Debout à côté du lit, je regarde le petit troll et je renifle son odeur puissante, mais pas désagréable : comme des baies de genièvre écrasées, avec un soupçon d’autre chose — du musc, du patchouli ? Il n’a toujours pas bougé. Ses flancs osseux se soulèvent au rythme rapide de sa respiration.
Je prends doucement le plaid en mohair du canapé, j’hésite un instant au pied du lit, puis j’en recouvre le troll. Sa patte de derrière se détend comme par réflexe, avec la violence et la rapidité de l’éclair, et je prends la couverture en pleine figure. Je me dégage à tâtons, le cœur battant, m’attendant à ce que l’animal affolé se jette sur moi, tous crocs et griffes dehors. Mais non. Le troll est toujours couché en chien de fusil et respire calmement.

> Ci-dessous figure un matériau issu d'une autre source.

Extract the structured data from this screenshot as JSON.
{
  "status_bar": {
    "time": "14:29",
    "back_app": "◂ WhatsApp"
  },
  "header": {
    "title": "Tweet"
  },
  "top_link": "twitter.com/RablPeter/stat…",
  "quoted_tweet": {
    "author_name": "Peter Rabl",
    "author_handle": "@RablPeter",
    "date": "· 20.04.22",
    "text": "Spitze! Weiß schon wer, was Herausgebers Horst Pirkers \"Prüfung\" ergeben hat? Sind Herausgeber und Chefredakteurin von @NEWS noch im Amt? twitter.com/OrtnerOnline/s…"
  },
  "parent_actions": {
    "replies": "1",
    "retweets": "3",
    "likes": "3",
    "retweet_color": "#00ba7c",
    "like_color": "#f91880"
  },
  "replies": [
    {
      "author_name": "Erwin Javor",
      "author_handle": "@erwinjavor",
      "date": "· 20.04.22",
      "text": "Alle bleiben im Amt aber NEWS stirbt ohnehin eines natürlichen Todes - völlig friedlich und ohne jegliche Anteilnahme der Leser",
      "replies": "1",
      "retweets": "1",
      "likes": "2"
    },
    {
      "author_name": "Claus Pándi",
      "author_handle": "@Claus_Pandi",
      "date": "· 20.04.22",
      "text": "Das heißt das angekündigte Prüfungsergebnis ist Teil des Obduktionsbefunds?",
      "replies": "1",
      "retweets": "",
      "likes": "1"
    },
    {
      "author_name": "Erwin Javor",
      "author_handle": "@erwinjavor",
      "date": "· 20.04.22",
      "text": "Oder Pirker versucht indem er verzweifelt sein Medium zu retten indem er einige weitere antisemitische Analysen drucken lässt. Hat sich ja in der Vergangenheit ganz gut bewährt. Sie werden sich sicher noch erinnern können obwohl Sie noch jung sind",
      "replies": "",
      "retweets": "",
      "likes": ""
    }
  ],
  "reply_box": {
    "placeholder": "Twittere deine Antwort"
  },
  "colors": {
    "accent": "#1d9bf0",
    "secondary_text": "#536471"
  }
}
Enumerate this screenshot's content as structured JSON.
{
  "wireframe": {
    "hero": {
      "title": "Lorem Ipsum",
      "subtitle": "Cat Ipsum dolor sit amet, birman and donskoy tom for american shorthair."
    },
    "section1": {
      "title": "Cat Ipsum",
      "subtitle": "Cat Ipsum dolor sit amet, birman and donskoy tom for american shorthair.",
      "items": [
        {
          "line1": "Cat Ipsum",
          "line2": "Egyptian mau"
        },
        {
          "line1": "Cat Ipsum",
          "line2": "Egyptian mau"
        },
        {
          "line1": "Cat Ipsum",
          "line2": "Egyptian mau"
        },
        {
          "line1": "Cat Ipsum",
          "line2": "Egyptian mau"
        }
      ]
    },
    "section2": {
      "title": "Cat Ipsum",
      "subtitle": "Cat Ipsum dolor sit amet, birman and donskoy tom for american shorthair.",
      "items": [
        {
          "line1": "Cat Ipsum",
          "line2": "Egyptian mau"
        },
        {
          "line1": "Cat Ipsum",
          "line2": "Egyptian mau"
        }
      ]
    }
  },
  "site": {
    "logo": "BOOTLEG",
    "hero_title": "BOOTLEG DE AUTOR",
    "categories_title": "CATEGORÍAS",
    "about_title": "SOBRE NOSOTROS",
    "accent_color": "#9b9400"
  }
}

D’un coup, je me rends compte que j’ai ouvert ma chambre à une bête sauvage.
J’ai la tête et la nuque endolories. J’ai dormi sur le canapé. Il est si affreusement tôt qu’il fait encore nuit. Et sur le lit il n’y a rien. Ce n’était donc que cela : des fantasmes s’évanouissant avec l’aube.
Mais il y a le plaid froissé au pied du lit. Et, dans la salle de bains, un tout, tout petit bruit.
Je me lève et, à la lumière des réverbères qui filtre par la fenêtre, je me dirige sur la pointe des pieds, aussi doucement que possible, vers la porte ouverte. Dans la pénombre, je vois un petit arrière-train noir et osseux, deux pattes, une queue en pinceau qui tressaute, et je comprends. Il boit dans la cuvette des toilettes. Je respire sa forte et piquante odeur de genévrier. Puis je vois la flaque jaune sur le carrelage vert menthe. Bien sûr.
Il a fini de laper et senti ma présence, son buste se redresse si vite que le regard parvient à peine à suivre son mouvement. Des gouttelettes coulent de son menton. Je tente de me persuader que l’eau est parfaitement propre et potable, et j’essaie de me rappeler quand j’ai passé pour la dernière fois la brosse et le canard-wc.
Les prunelles du troll sont toujours aussi vitreuses, il n’a pas l’air bien portant, et son pelage noir d’encre est tristement terne. Je m’écarte de la porte de la salle de bains et il se faufile dans le séjour, comme le fait tout animal qui n’a pas d’autre échappatoire : l’air dégagé, mais en vitesse et tous les sens en éveil. Il se déplace sur deux pattes, d’une démarche souple et douce, différente de la nôtre : un peu penché en avant, les membres antérieurs tendus, légèrement écartés du corps, sur la pointe des orteils, dansant, si dansant ! Je le suis et je le vois bondir sans effort sur mon lit, tel un chat, comme si la pesanteur n’existait pas, se pelotonner en rond et se rendormir.
Je vais chercher un bol dans la cuisine, j’y fais couler de l’eau et je le pose à côté du lit. Puis je m’occupe de passer la serpillière dans la salle de bains, malgré la douleur qui me tenaille le crâne.
Que diable mangent les trolls ?
Je vais dans mon bureau. Je laisse la porte ouverte et je réveille l’ordinateur, je lance le navigateur et je tape le mot TROLL dans la fenêtre du moteur de recherche.